Он, задумавшись на минутку, пожал плечами:
— Как тебе сказать, Ольга… В Америку я ехал во втором классе.
— Понятно! — кивнула Пыжова. — И Качалову, значит, жизнь не удалась.
— Подожди, подожди…
— Не выкручивайся, Васенька.
— Гамлета я все-таки сыграл… с грехом пополам.
Нина Николаевна презрительно прыснула мелкими смешками и проскрипела:
— Готово! Уже заразился!
— Чем это?
— Да самокритикой большевистской.
— Что ж, это болезнь полезная. Очень полезная. Побольше бы у большевиков таких болезней было.
А перед поросенком с гречневой кашей он спросил:
— Хотите, я вам почитаю стихи?
У кого из нас после получасового знакомства повернулся бы язык попросить его об этом? Тем более что на его лице еще лежала пудра на тонком слое душистого вазелина, которым он только что снял грим сегодняшней роли.
— Конечно, хотим, Василий Иванович!
— Мечтали об этом!
— Ну пожалуйста!
— Пожалуйста, Василий Иванович, пожалуйста!
Он стал читать.
Сначала Есенина, потом Блока, потом Верхарна, потом Пушкина, а уж на рассвете Байрона из «Чайльд Гарольда» и Гете из «Фауста».
Сам Василий Иванович необычайно был похож на Гете. Только волосы покороче да живот поменьше.
Качалов — это псевдоним. Настоящая фамилия Василия Ивановича — Шверубович.
Когда Художественный театр гастролировал в Америке, нью-йоркские евреи, прослышав про это, взбудоражились.
Здесь, тут, там стало раздаваться:
— Вы знаете, мистер Абрамсон, что я вам скажу? Великий Качалов тоже из наших.
Или:
— Ой, мистер Шапиро, вы что думаете? Вы думаете, что знаменитый Качалов гой? Дуля с маком! Он Швырубович. Да-с, Швы-ру-бович!
— Боже мой! Ой, Боже мой!
Или:
— Как, вы этого не знаете, мистер Коган? Вы не знаете, что этот гениальный артист Качалов экс нострис?

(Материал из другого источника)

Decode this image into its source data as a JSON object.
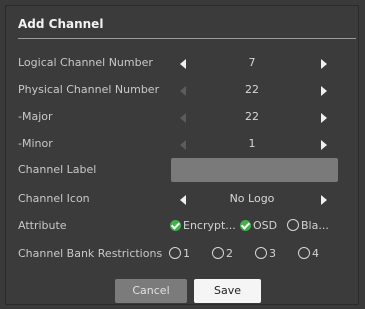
{
  "dialog": {
    "title": "Add Channel",
    "rows": {
      "logical": {
        "label": "Logical Channel Number",
        "value": "7"
      },
      "physical": {
        "label": "Physical Channel Number",
        "value": "22"
      },
      "major": {
        "label": "-Major",
        "value": "22"
      },
      "minor": {
        "label": "-Minor",
        "value": "1"
      },
      "channel_label": {
        "label": "Channel Label",
        "value": ""
      },
      "channel_icon": {
        "label": "Channel Icon",
        "value": "No Logo"
      },
      "attribute": {
        "label": "Attribute",
        "options": [
          {
            "label": "Encrypt...",
            "checked": true
          },
          {
            "label": "OSD",
            "checked": true
          },
          {
            "label": "Bla...",
            "checked": false
          }
        ]
      },
      "bank": {
        "label": "Channel Bank Restrictions",
        "options": [
          {
            "label": "1",
            "selected": false
          },
          {
            "label": "2",
            "selected": false
          },
          {
            "label": "3",
            "selected": false
          },
          {
            "label": "4",
            "selected": false
          }
        ]
      }
    },
    "buttons": {
      "cancel": "Cancel",
      "save": "Save"
    }
  },
  "colors": {
    "accent_check": "#3fb24a",
    "background": "#3b3b3b"
  }
}
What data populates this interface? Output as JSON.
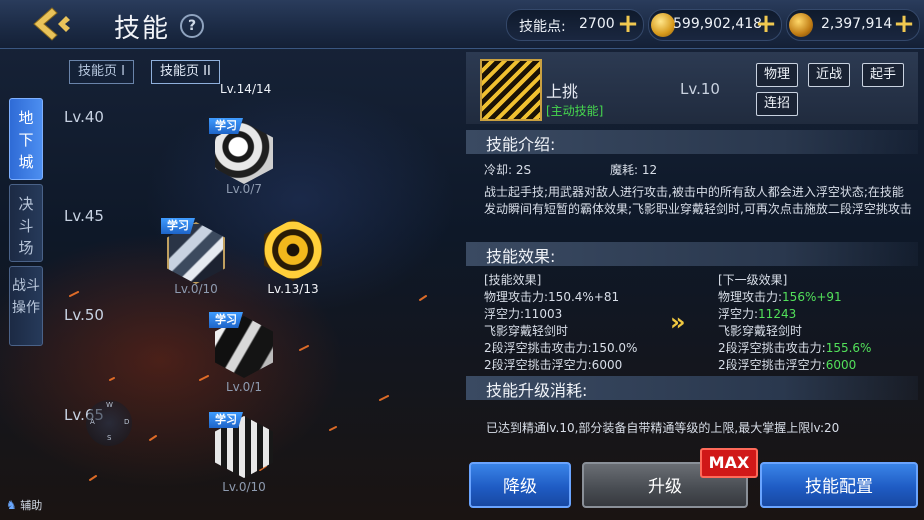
{
  "header": {
    "title": "技能",
    "skill_points_label": "技能点:",
    "skill_points_value": "2700",
    "gold": "599,902,418",
    "cash": "2,397,914"
  },
  "side_tabs": [
    "地下城",
    "决斗场",
    "战斗操作"
  ],
  "page_tabs": [
    "技能页 I",
    "技能页 II"
  ],
  "tree": {
    "top_counter": "Lv.14/14",
    "levels": [
      "Lv.40",
      "Lv.45",
      "Lv.50",
      "Lv.65"
    ],
    "learn_badge": "学习",
    "skills": [
      {
        "level": "Lv.0/7"
      },
      {
        "level": "Lv.0/10"
      },
      {
        "level": "Lv.13/13"
      },
      {
        "level": "Lv.0/1"
      },
      {
        "level": "Lv.0/10"
      }
    ],
    "compass": {
      "n": "W",
      "w": "A",
      "e": "D",
      "s": "S"
    }
  },
  "detail": {
    "name": "上挑",
    "type": "[主动技能]",
    "level": "Lv.10",
    "tags": [
      "物理",
      "近战",
      "起手",
      "连招"
    ],
    "intro_title": "技能介绍:",
    "cooldown": "冷却: 2S",
    "mana": "魔耗: 12",
    "description": "战士起手技;用武器对敌人进行攻击,被击中的所有敌人都会进入浮空状态;在技能发动瞬间有短暂的霸体效果;飞影职业穿戴轻剑时,可再次点击施放二段浮空挑攻击",
    "effect_title": "技能效果:",
    "current_header": "[技能效果]",
    "current": [
      "物理攻击力:150.4%+81",
      "浮空力:11003",
      "飞影穿戴轻剑时",
      "2段浮空挑击攻击力:150.0%",
      "2段浮空挑击浮空力:6000"
    ],
    "next_header": "[下一级效果]",
    "next": [
      {
        "label": "物理攻击力:",
        "value": "156%+91"
      },
      {
        "label": "浮空力:",
        "value": "11243"
      },
      {
        "label": "飞影穿戴轻剑时",
        "value": ""
      },
      {
        "label": "2段浮空挑击攻击力:",
        "value": "155.6%"
      },
      {
        "label": "2段浮空挑击浮空力:",
        "value": "6000"
      }
    ],
    "upgrade_title": "技能升级消耗:",
    "upgrade_text": "已达到精通lv.10,部分装备自带精通等级的上限,最大掌握上限lv:20"
  },
  "buttons": {
    "downgrade": "降级",
    "upgrade": "升级",
    "max_badge": "MAX",
    "config": "技能配置"
  },
  "assist": "辅助"
}
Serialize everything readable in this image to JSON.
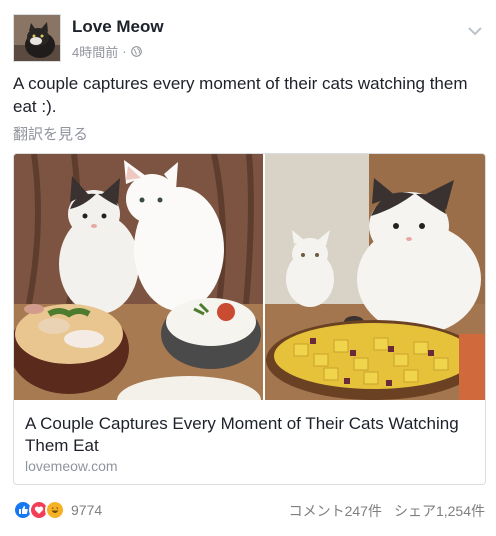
{
  "post": {
    "page_name": "Love Meow",
    "timestamp": "4時間前",
    "separator": "·",
    "message": "A couple captures every moment of their cats watching them eat :).",
    "translate_label": "翻訳を見る",
    "avatar_icon": "cat-avatar-icon",
    "privacy_icon": "globe-icon",
    "menu_icon": "chevron-down-icon"
  },
  "link_card": {
    "title": "A Couple Captures Every Moment of Their Cats Watching Them Eat",
    "domain": "lovemeow.com"
  },
  "footer": {
    "reaction_icons": [
      "like-icon",
      "love-icon",
      "haha-icon"
    ],
    "reaction_count": "9774",
    "comments": "コメント247件",
    "shares": "シェア1,254件"
  },
  "colors": {
    "like": "#1877f2",
    "love": "#f33e58",
    "haha": "#f7b125",
    "secondary_text": "#90949c"
  }
}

— Подождите, подождите, мистер Гуревич! Ведь он же Василий Иванович.
— Ах, молодой человек, сразу видно, что у вас еще молочко на губах не высохло! Это же было при Николае Втором, чтоб ему в гробу крутиться! В то черное время, скажу вам, очень многие перевертывались. Да, представьте себе! Перевертывались из Соломона Абрамовича в Василия Ивановича. Так было немножечко полегче жить. В особенности артисту.
И пошло, и пошло.
Через несколько дней некто скептический мистер Лившиц захотел с абсолютной точностью в этом удостовериться.
Он сказал мистеру Соловейчику:
— Попробуем позвонить по телефону его супруге.
Оказывается, и в Нью-Йорке не всегда хорошо работают телефоны.
— Простите, пожалуйста, значит, со мной разговаривает супруга Василия Ивановича? — не слишком разборчиво спросил скептик.
— Да.
— Будьте так ласковы: не откажите мне в маленькой любезности. Это говорит Лившиц из магазина «Самое красивое в мире готовое платье». А кто же был папаша Василия Ивановича?
— Отец Василия Ивановича был духовного звания, — сухо отозвалась Нина Николаевна.
В телефоне хрипело, сипело:
— Что? Духовного звания? Раввин? Он был раввин?
— Нет! — ответила Нина Николаевна голосом, дребезжащим от удивления и взволнованности. — Он был протоиерей.
— Как? Кем?
— Он был протоиереем, — повторила Нина Николаевна еще более нервно.
— Ах, просто евреем! — обрадовался мистер Лившиц.
У Нины Николаевны холодный пот выступил на лбу.
— Я, мистер Лившиц, сказала…
Телефон еще две-три секунды похрипел, посипел и перестал работать.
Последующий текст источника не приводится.